Le « fétichisme » stendhalien « de la coprésence à l’œuvre [16] », pour reprendre
l’expression de Pascal Griener, se voit doublé, chez Silvestre, d’un fétichisme
de la « coprésence » à l’artiste.
Le lien trouble
entre intimité et publicité qu’exploite Silvestre pour l’Histoire des
artistes vivants éclate à l’occasion de l’affaire Vernet. Toujours en
possession de papiers inédits, Silvestre avait fait paraître dans L'Illustration [17] et dans La
Presse [18], en annonce de sa notice sur Horace Vernet, des morceaux choisis d’une ancienne
correspondance que le peintre lui avait confiée. Dans les extraits que
dévoilait La Presse à partir du 8 avril 1856, Vernet critiquait le tsar,
l’armée, les institutions russes. Le 30 mars, on avait signé le traité de Paris
scellant la fin du conflit avec la Russie : moment idoine pour faire
paraître ces lettres et assurer un scandale. Leur publication était d’autant
plus inopportune qu’elles contenaient également des passages injurieux sur Ingres,
qui n’allaient pas manquer de rappeler à celui-ci l’affront subi à l’issue de l’Exposition
universelle de 1855 [19], et d’attirer
sur Vernet les foudres de l’Académie tout entière. Cette affaire conduisit Silvestre devant les tribunaux, où Vernet
affirma n’avoir prêté les lettres qu’à titre de document de travail. Après une défense
en première instance par Adolphe Crémieux, qui revendiqua le droit pour la
presse à la liberté d’expression [20],
Silvestre choisit de se défendre seul et orienta son propos dans une tout
autre direction, exposant les principes de sa méthode critique ; ceux-là
mêmes qu’il avait initialement présentés aux artistes pour expliquer sa
démarche. C’était pour n’en rien trahir qu’il avait, disait-il, publié ces
lettres telles quelles, sans commentaire [21].

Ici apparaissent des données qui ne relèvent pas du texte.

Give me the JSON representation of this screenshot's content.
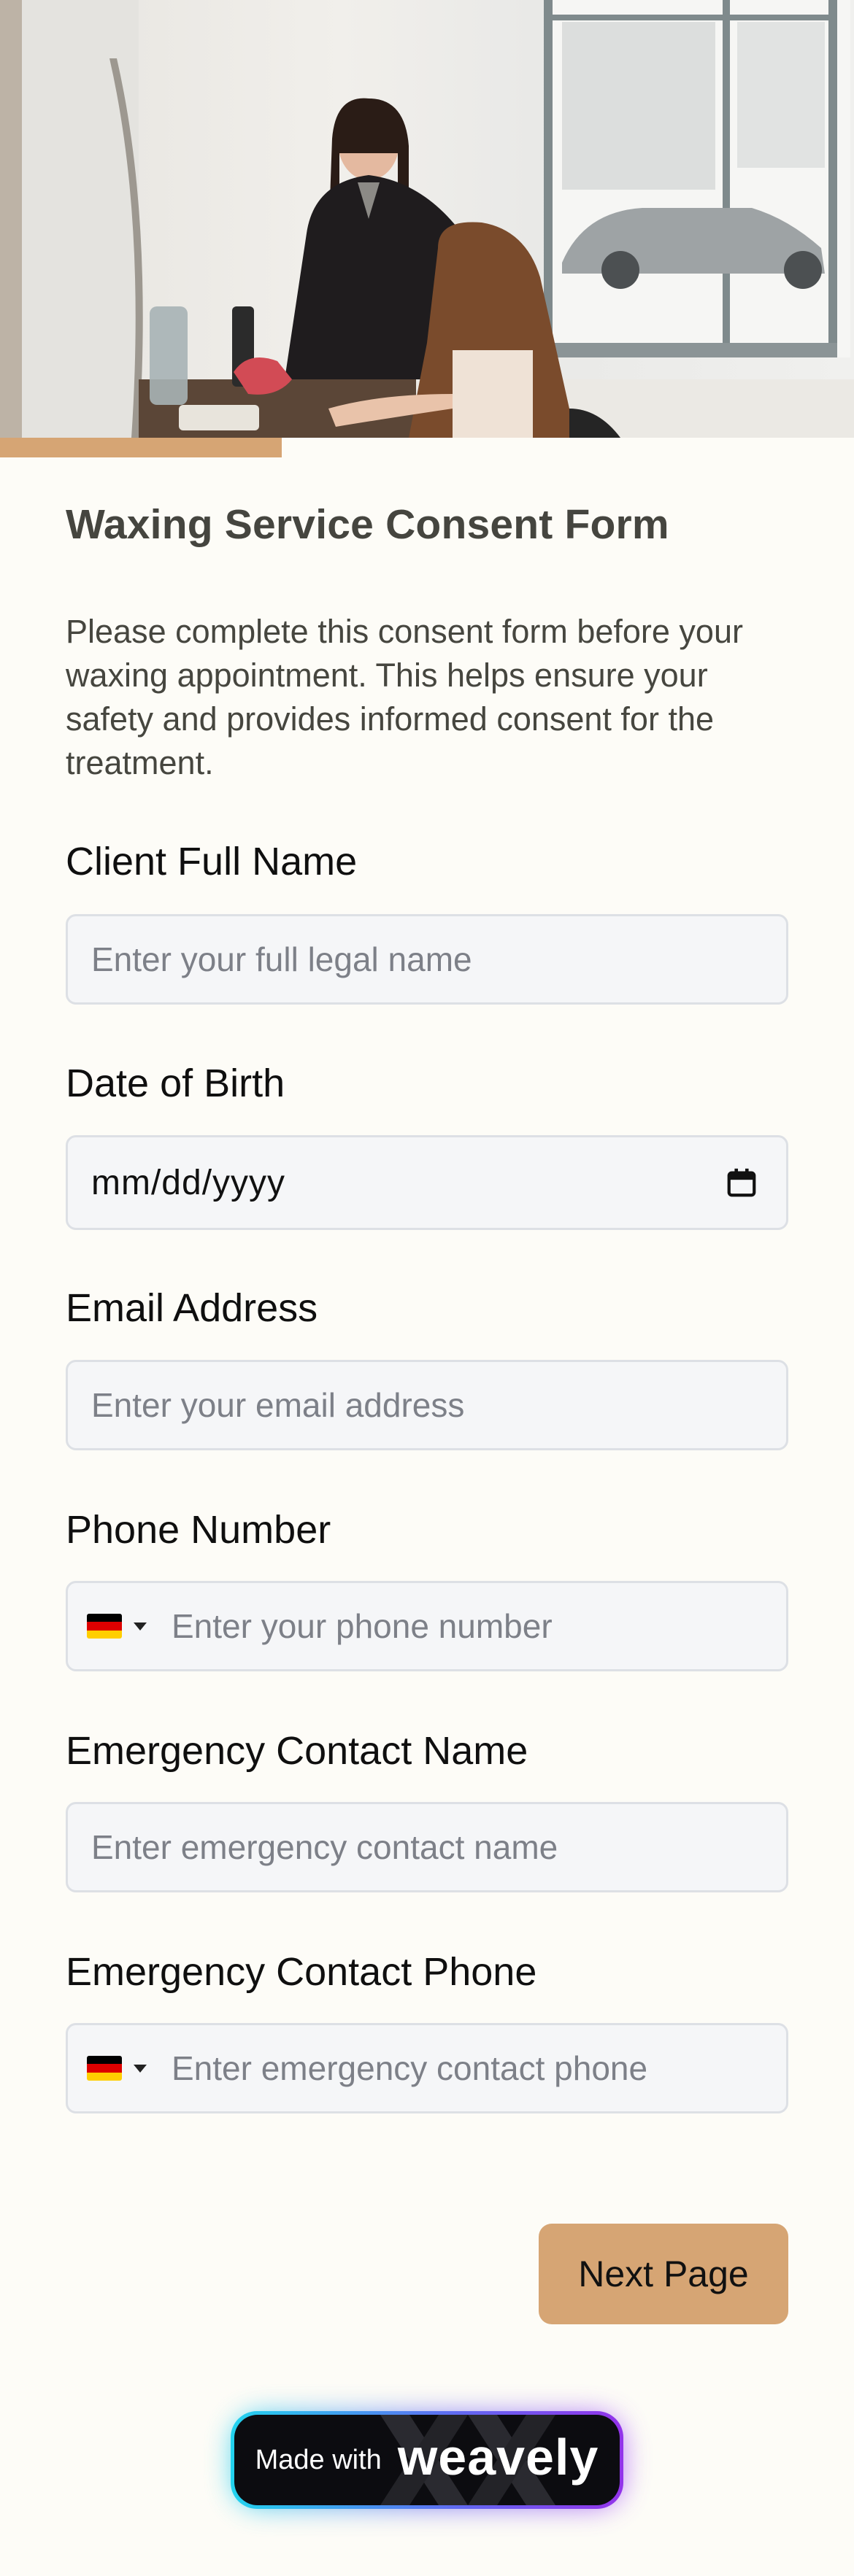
{
  "hero": {
    "image": "salon-waxing-photo"
  },
  "progress": {
    "fraction": 0.33
  },
  "form": {
    "title": "Waxing Service Consent Form",
    "description": "Please complete this consent form before your waxing appointment. This helps ensure your safety and provides informed consent for the treatment."
  },
  "fields": {
    "full_name": {
      "label": "Client Full Name",
      "placeholder": "Enter your full legal name"
    },
    "dob": {
      "label": "Date of Birth",
      "value": "mm/dd/yyyy",
      "icon": "calendar-icon"
    },
    "email": {
      "label": "Email Address",
      "placeholder": "Enter your email address"
    },
    "phone": {
      "label": "Phone Number",
      "placeholder": "Enter your phone number",
      "country_flag": "DE"
    },
    "emergency_name": {
      "label": "Emergency Contact Name",
      "placeholder": "Enter emergency contact name"
    },
    "emergency_phone": {
      "label": "Emergency Contact Phone",
      "placeholder": "Enter emergency contact phone",
      "country_flag": "DE"
    }
  },
  "actions": {
    "next_label": "Next Page"
  },
  "badge": {
    "made_with": "Made with",
    "brand": "weavely"
  },
  "colors": {
    "accent": "#d6a574",
    "background": "#fdfcf7",
    "field_bg": "#f5f6f8"
  }
}
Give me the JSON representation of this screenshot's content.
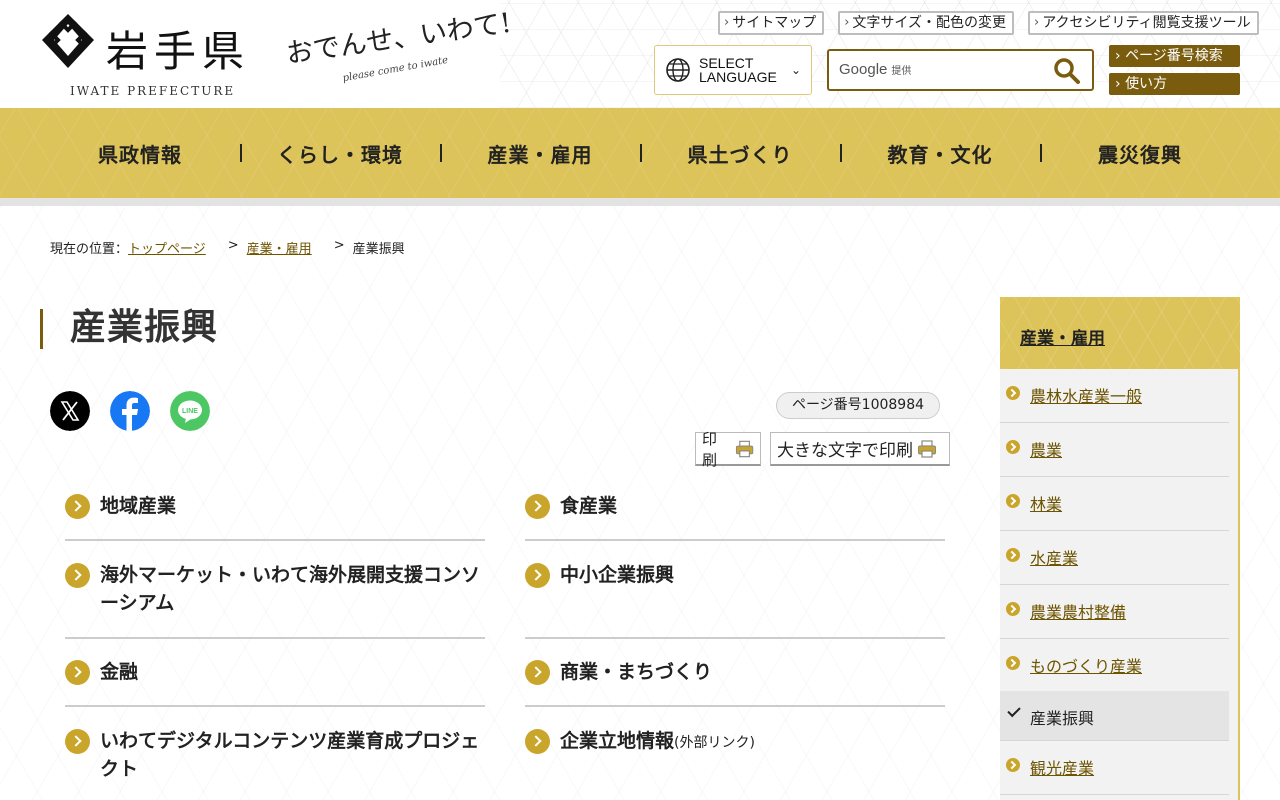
{
  "header": {
    "logo_name": "岩手県",
    "logo_en": "IWATE PREFECTURE",
    "slogan": "おでんせ、いわて!",
    "slogan_en": "please come to iwate",
    "top_links": [
      "サイトマップ",
      "文字サイズ・配色の変更",
      "アクセシビリティ閲覧支援ツール"
    ],
    "language_label_1": "SELECT",
    "language_label_2": "LANGUAGE",
    "search_brand": "Google",
    "search_provided": "提供",
    "page_number_search": "ページ番号検索",
    "how_to_use": "使い方"
  },
  "nav": [
    "県政情報",
    "くらし・環境",
    "産業・雇用",
    "県土づくり",
    "教育・文化",
    "震災復興"
  ],
  "breadcrumb": {
    "prefix": "現在の位置：",
    "items": [
      "トップページ",
      "産業・雇用",
      "産業振興"
    ]
  },
  "page": {
    "title": "産業振興",
    "page_number": "ページ番号1008984",
    "print": "印刷",
    "print_large": "大きな文字で印刷"
  },
  "links": [
    {
      "label": "地域産業",
      "ext": ""
    },
    {
      "label": "食産業",
      "ext": ""
    },
    {
      "label": "海外マーケット・いわて海外展開支援コンソーシアム",
      "ext": ""
    },
    {
      "label": "中小企業振興",
      "ext": ""
    },
    {
      "label": "金融",
      "ext": ""
    },
    {
      "label": "商業・まちづくり",
      "ext": ""
    },
    {
      "label": "いわてデジタルコンテンツ産業育成プロジェクト",
      "ext": ""
    },
    {
      "label": "企業立地情報",
      "ext": "(外部リンク)"
    }
  ],
  "sidebar": {
    "heading": "産業・雇用",
    "items": [
      "農林水産業一般",
      "農業",
      "林業",
      "水産業",
      "農業農村整備",
      "ものづくり産業",
      "産業振興",
      "観光産業"
    ],
    "current": "産業振興"
  },
  "colors": {
    "gold": "#dcc35a",
    "brown": "#7a5c0e",
    "link_icon": "#c9a52b"
  }
}
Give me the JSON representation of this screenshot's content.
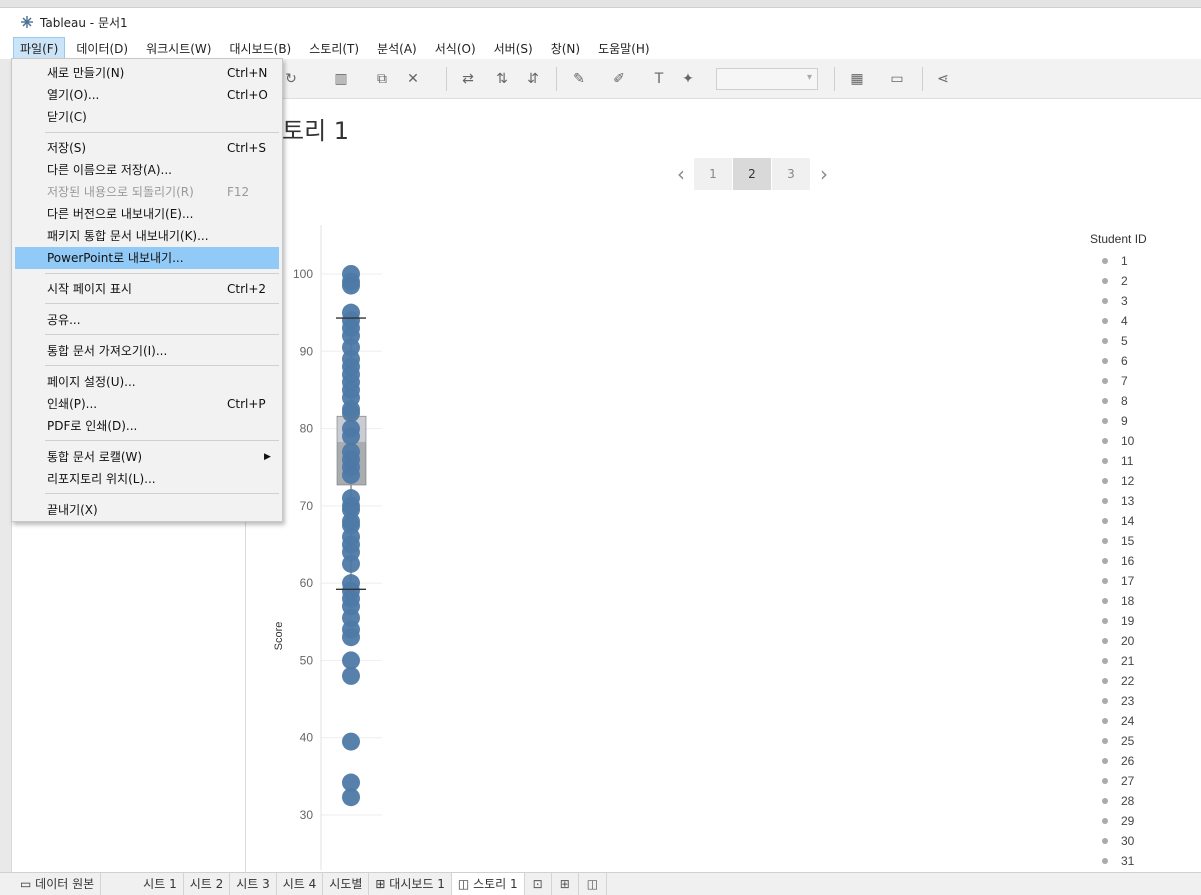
{
  "window": {
    "title": "Tableau - 문서1"
  },
  "menubar": [
    {
      "label": "파일(F)",
      "active": true
    },
    {
      "label": "데이터(D)"
    },
    {
      "label": "워크시트(W)"
    },
    {
      "label": "대시보드(B)"
    },
    {
      "label": "스토리(T)"
    },
    {
      "label": "분석(A)"
    },
    {
      "label": "서식(O)"
    },
    {
      "label": "서버(S)"
    },
    {
      "label": "창(N)"
    },
    {
      "label": "도움말(H)"
    }
  ],
  "file_menu": {
    "new": {
      "label": "새로 만들기(N)",
      "shortcut": "Ctrl+N"
    },
    "open": {
      "label": "열기(O)...",
      "shortcut": "Ctrl+O"
    },
    "close": {
      "label": "닫기(C)"
    },
    "save": {
      "label": "저장(S)",
      "shortcut": "Ctrl+S"
    },
    "save_as": {
      "label": "다른 이름으로 저장(A)..."
    },
    "revert": {
      "label": "저장된 내용으로 되돌리기(R)",
      "shortcut": "F12",
      "disabled": true
    },
    "export_version": {
      "label": "다른 버전으로 내보내기(E)..."
    },
    "export_packaged": {
      "label": "패키지 통합 문서 내보내기(K)..."
    },
    "export_ppt": {
      "label": "PowerPoint로 내보내기...",
      "highlighted": true
    },
    "start_page": {
      "label": "시작 페이지 표시",
      "shortcut": "Ctrl+2"
    },
    "share": {
      "label": "공유..."
    },
    "import_workbook": {
      "label": "통합 문서 가져오기(I)..."
    },
    "page_setup": {
      "label": "페이지 설정(U)..."
    },
    "print": {
      "label": "인쇄(P)...",
      "shortcut": "Ctrl+P"
    },
    "print_pdf": {
      "label": "PDF로 인쇄(D)..."
    },
    "workbook_locale": {
      "label": "통합 문서 로캘(W)"
    },
    "repository": {
      "label": "리포지토리 위치(L)..."
    },
    "exit": {
      "label": "끝내기(X)"
    }
  },
  "story": {
    "title": "토리 1",
    "pages": [
      "1",
      "2",
      "3"
    ],
    "current_page": "2"
  },
  "chart_data": {
    "type": "scatter",
    "title": "",
    "ylabel": "Score",
    "xlabel": "",
    "ylim": [
      27,
      102
    ],
    "yticks": [
      "30",
      "40",
      "50",
      "60",
      "70",
      "80",
      "90",
      "100"
    ],
    "y": [
      100,
      99,
      98.5,
      95,
      94,
      93,
      92,
      90.5,
      89,
      88,
      87,
      86,
      85,
      84,
      82.5,
      82,
      80,
      79,
      77,
      76,
      75,
      74,
      71,
      70,
      69.5,
      68,
      67.5,
      66,
      65,
      64,
      62.5,
      60,
      59,
      58,
      57,
      55.5,
      54,
      53,
      50,
      48,
      39.5,
      34.2,
      32.3
    ],
    "boxplot": {
      "whisker_low": 59.2,
      "q1": 72.7,
      "median": 78.3,
      "q3": 81.6,
      "whisker_high": 94.3
    },
    "color": "#4e79a7",
    "legend": {
      "title": "Student ID",
      "position": "right",
      "items": [
        "1",
        "2",
        "3",
        "4",
        "5",
        "6",
        "7",
        "8",
        "9",
        "10",
        "11",
        "12",
        "13",
        "14",
        "15",
        "16",
        "17",
        "18",
        "19",
        "20",
        "21",
        "22",
        "23",
        "24",
        "25",
        "26",
        "27",
        "28",
        "29",
        "30",
        "31"
      ]
    }
  },
  "bottom_tabs": {
    "datasource": "데이터 원본",
    "sheets": [
      "시트 1",
      "시트 2",
      "시트 3",
      "시트 4",
      "시도별"
    ],
    "dashboard": "대시보드 1",
    "story": "스토리 1"
  }
}
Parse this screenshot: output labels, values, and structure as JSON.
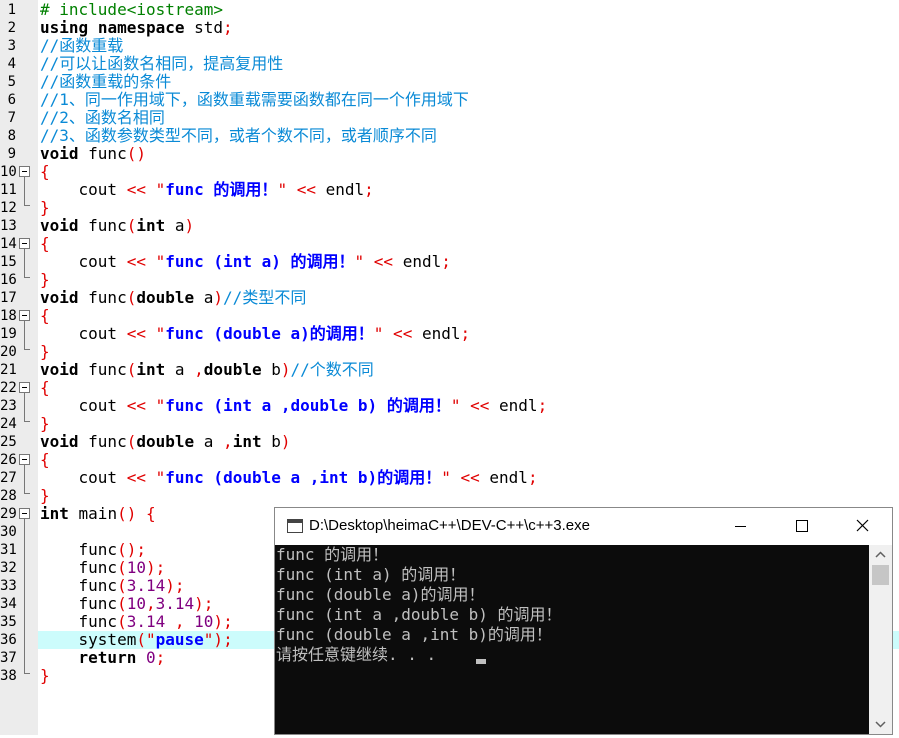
{
  "editor": {
    "lines": [
      {
        "n": "1",
        "t": "# include<iostream>"
      },
      {
        "n": "2",
        "t": "using namespace std;"
      },
      {
        "n": "3",
        "t": "//函数重载"
      },
      {
        "n": "4",
        "t": "//可以让函数名相同，提高复用性"
      },
      {
        "n": "5",
        "t": "//函数重载的条件"
      },
      {
        "n": "6",
        "t": "//1、同一作用域下，函数重载需要函数都在同一个作用域下"
      },
      {
        "n": "7",
        "t": "//2、函数名相同"
      },
      {
        "n": "8",
        "t": "//3、函数参数类型不同，或者个数不同，或者顺序不同"
      },
      {
        "n": "9",
        "t": "void func()"
      },
      {
        "n": "10",
        "t": "{"
      },
      {
        "n": "11",
        "t": "    cout << \"func 的调用！\" << endl;"
      },
      {
        "n": "12",
        "t": "}"
      },
      {
        "n": "13",
        "t": "void func(int a)"
      },
      {
        "n": "14",
        "t": "{"
      },
      {
        "n": "15",
        "t": "    cout << \"func (int a) 的调用！\" << endl;"
      },
      {
        "n": "16",
        "t": "}"
      },
      {
        "n": "17",
        "t": "void func(double a)//类型不同"
      },
      {
        "n": "18",
        "t": "{"
      },
      {
        "n": "19",
        "t": "    cout << \"func (double a)的调用！\" << endl;"
      },
      {
        "n": "20",
        "t": "}"
      },
      {
        "n": "21",
        "t": "void func(int a ,double b)//个数不同"
      },
      {
        "n": "22",
        "t": "{"
      },
      {
        "n": "23",
        "t": "    cout << \"func (int a ,double b) 的调用！\" << endl;"
      },
      {
        "n": "24",
        "t": "}"
      },
      {
        "n": "25",
        "t": "void func(double a ,int b)"
      },
      {
        "n": "26",
        "t": "{"
      },
      {
        "n": "27",
        "t": "    cout << \"func (double a ,int b)的调用！\" << endl;"
      },
      {
        "n": "28",
        "t": "}"
      },
      {
        "n": "29",
        "t": "int main() {"
      },
      {
        "n": "30",
        "t": ""
      },
      {
        "n": "31",
        "t": "    func();"
      },
      {
        "n": "32",
        "t": "    func(10);"
      },
      {
        "n": "33",
        "t": "    func(3.14);"
      },
      {
        "n": "34",
        "t": "    func(10,3.14);"
      },
      {
        "n": "35",
        "t": "    func(3.14 , 10);"
      },
      {
        "n": "36",
        "t": "    system(\"pause\");"
      },
      {
        "n": "37",
        "t": "    return 0;"
      },
      {
        "n": "38",
        "t": "}"
      }
    ],
    "highlighted_line": "36"
  },
  "console": {
    "title": "D:\\Desktop\\heimaC++\\DEV-C++\\c++3.exe",
    "output": [
      "func 的调用！",
      "func (int a) 的调用！",
      "func (double a)的调用！",
      "func (int a ,double b) 的调用！",
      "func (double a ,int b)的调用！",
      "请按任意键继续. . . "
    ]
  },
  "icons": {
    "minimize": "minimize-icon",
    "maximize": "maximize-icon",
    "close": "close-icon",
    "scroll_up": "chevron-up-icon",
    "scroll_down": "chevron-down-icon"
  }
}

Celles-ci constituaient « des preuves irréfutables que M. Horace Vernet
[avait], de sa propre main, signées contre lui-même [22] ».
Le critique n’avait été au pire que l’« exécuteur complaisant [23] » des volontés d’un peintre
« en goût de publicité [24] ». L’appel de Silvestre fut rejeté et le scandale
coula l’Histoire des artistes vivants, qui cessa de paraître.
Mythologies de
l’artiste
Au fond, le projet
portait en lui sa propre contradiction. Comment faire un livre « animé du
souffle des artistes eux-mêmes [25] »
dès lors que c’est le critique qui parle en leur nom ? Seule, peut-être,
la photographie pouvait réellement « imprimer » l’image de l’artiste
sans médiation, mais encore fallait-il que le peintre ne fasse pas « sur
l’épreuve photographiée d'adroites retouches à la plume [26] », comme le relève Silvestre à
propos de Vernet.
Dans ces « études
d’après nature », l’étude prend largement le pas sur la nature, et les
artistes se retrouvent alors pris au piège d’un système dans lequel ils sont
pourtant entrés de leur plein gré. Ingres s’en rendra compte, mais trop tard.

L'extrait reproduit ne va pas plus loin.